Ca faisait longtemps que je ne m'étais pas étalé sans scrupules dans un long panorama - faute de temps - mais l'effet conjugué du froid polaire et des vacances de Noël aidant, voici donc une petite visite guidée à travers l'oeuvre d'un compositeur norvégien méconnu dans nos contrées : Harald Saeverud (1897-1992).
D'un point de vue général, son oeuvre se caractérise par une forte acidité des timbres et des harmonies, un exceptionnel sens rythmique, un génie des couleurs froides, et un sens mélodique très distancié voire rebutant.
Barbirolli disait de lui :
Whether you like Sæverud's music or not, there is never any doubt about who has written it, and this can be said about very few composers today
en d'autres termes :
Que vous aimiez la musique de Saeverud ou pas, il n'y a aucun doute quant à savoir qui l'a écrite, et aujourd'hui on ne peut pas en dire autant de beaucoup de compositeurs.
Ce qui me semble très vrai : la musique de Sæverud est parfaitement originale et personnelle, il a son langage et on ne l'a pas entendu ailleurs. C'est parfois un peu déconcertant, ça fait un effet vaguement comparable à celui que l'on ressent quand on mange une pomme pas mûre, mais je crois que plus on l'écoute plus on l'aime. D'ailleurs au début je trouvais ça naze.
Je commence par les symphonies - comme toujours, il ne s'agit que d'impressions d'écoutes tout à fait subjectives (je le répète, on ne sait jamais) :
Symphonie n°2 (1922 - 24'):
Une oeuvre au langage déjà affirmé : envolées épiques glacées, évocations bucoliques enneigées, violons et flûtes acides entrelacés, rythmique à la fois complexe et carrée, contrepoints insaisissables, et très grande cohérence d'ensemble.
Symphonie n°3 (1925 - 44'):
Après un magnifique crescendo feutré dans les premières minutes, la scène se fait progressivement triste et désolée, avec un magnifique et très long solo de hautbois sur des nappes de cordes résignées. La fin est plus violente, avec des rythmes cinglants et implacables. Encore une fois très beau.

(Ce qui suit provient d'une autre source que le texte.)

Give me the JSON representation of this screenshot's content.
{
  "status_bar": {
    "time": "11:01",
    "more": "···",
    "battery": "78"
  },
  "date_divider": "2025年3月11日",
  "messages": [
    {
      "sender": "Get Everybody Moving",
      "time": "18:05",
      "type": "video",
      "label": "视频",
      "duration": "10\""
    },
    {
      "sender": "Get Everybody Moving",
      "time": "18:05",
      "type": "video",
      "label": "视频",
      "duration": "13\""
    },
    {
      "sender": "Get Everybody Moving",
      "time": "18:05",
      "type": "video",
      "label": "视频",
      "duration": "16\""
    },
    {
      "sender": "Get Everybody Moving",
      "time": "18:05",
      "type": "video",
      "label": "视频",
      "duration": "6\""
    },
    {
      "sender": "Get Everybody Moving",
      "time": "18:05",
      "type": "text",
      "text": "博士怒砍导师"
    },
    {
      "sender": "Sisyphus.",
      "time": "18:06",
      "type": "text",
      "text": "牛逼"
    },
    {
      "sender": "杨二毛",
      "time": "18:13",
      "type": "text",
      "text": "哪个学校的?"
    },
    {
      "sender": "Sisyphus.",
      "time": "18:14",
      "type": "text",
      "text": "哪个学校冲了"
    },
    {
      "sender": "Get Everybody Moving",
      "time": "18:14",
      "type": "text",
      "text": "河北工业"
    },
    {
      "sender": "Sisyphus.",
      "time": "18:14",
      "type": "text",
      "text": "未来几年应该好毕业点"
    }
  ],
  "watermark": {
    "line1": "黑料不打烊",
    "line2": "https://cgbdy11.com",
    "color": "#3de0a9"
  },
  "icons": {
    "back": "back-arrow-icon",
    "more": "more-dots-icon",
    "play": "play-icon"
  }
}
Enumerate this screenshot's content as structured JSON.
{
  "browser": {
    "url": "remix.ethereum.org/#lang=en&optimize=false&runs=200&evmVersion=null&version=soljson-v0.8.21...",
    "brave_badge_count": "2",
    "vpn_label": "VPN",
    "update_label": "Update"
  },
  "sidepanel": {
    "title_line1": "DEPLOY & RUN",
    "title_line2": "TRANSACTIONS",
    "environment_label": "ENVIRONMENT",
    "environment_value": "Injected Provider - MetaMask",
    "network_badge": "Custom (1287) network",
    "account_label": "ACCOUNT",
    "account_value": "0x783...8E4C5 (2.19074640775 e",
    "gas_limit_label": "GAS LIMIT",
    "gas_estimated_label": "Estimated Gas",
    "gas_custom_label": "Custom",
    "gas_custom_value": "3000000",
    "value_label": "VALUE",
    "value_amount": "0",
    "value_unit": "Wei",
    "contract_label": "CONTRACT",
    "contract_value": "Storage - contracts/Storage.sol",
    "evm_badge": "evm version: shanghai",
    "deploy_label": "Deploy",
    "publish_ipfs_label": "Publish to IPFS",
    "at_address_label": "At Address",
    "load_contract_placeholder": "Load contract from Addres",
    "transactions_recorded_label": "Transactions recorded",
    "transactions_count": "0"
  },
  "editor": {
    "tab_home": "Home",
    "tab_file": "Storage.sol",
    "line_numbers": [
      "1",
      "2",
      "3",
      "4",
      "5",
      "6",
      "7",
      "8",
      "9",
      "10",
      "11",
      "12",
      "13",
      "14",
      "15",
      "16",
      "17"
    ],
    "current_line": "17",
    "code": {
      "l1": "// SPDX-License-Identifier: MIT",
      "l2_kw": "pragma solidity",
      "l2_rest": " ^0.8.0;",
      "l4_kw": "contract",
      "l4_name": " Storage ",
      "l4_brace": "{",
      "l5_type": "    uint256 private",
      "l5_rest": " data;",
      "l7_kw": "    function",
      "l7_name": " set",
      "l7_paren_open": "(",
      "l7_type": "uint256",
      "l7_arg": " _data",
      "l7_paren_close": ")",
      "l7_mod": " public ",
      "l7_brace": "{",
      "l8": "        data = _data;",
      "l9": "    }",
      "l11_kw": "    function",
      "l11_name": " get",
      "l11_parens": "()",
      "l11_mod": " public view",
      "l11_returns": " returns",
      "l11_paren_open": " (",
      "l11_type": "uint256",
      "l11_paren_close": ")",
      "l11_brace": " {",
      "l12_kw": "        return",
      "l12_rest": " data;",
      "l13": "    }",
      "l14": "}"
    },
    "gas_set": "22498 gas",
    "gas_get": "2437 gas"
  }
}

C'est la plus longue de la série
Symphonie n°4 (1937 - 23'):
(même cd que la 2)
Des sonorites de cordes acides et parfois ternes, mais avec parfois une dynamique tres reussie et des lumieres froide assez austères. C'est d'ailleurs la symphonie la plus distanciée et la moins facile d'accès (et pour tout dire la moins réussie).
Symphonie n°5 "Quasi una fantasia" (1941 - 26'):
Toujours très austère et très sec, mais avec des effets mélodico-rythmiques très percutants et pour tout dire assez impressionnants : ce côté rocailleux et froid est sa marque de fabrique, et c'est assez unique. On est dans des cordes aux harmonies acides, avec une caisse claire, ponctuellement colorés de bois. Le coffret ci-dessus réunit les symphonies 4 à 8 et plusieurs oeuvres orchestrales.
Symphonie n°6 "Dolorosa" (1942 - 12'):
Appelée ainsi car composée pendant la guerre, lors de laquelle Sæverud prit clairement position contre l'occuppant. D'abord sur un lent choral de cordes assez déprimé, dans un genre apathétique, puis un passage rythmique très vif et tranchant vraiment superbe, et une conclusion en apothéose sur des cuivres massifs à la Shostakovich.
Symphonie n°7 "Psalm" (1945 - 19'):
Une autre oeuvre de guerre. Etonnamment tonale, quoique dans un climat très aride, polarisé sur des cordes acides : des thèmes magnifiques, une tension dramatique qui va crescendo, et toujours cette froideur distanciée
Symphonie n°8 "Minnesota" (1958 - 38'):
La plus belle à mon avis. On retrouve le style rèche et acide de Sæverud, mais illuminé par un soleil de matin froid; c'est superbement maitrisé et original. : I- ondulations de cordes fines qui s'entrelacent comme des voiles qui filtrent la lumière II- Toujours très ramassé, avec de superbes passages de cuivres doux et de cordes acides. III- Plus vif IV- Encore plus vif dans un registre qui se rapproche des danses à la Copland.
Symphonie n°9 (1966 - 29'):
Sombre, brutal, complexe avec toujours ces textures translucides où tout s'entend; un style inimitable qui par moments fait penser à Holmboe, transposé dans un monde beaucoup plus réfrigérant. Magnifique.
Il n'existe à ma connaissance pas d'enregistrement de la première symphonie.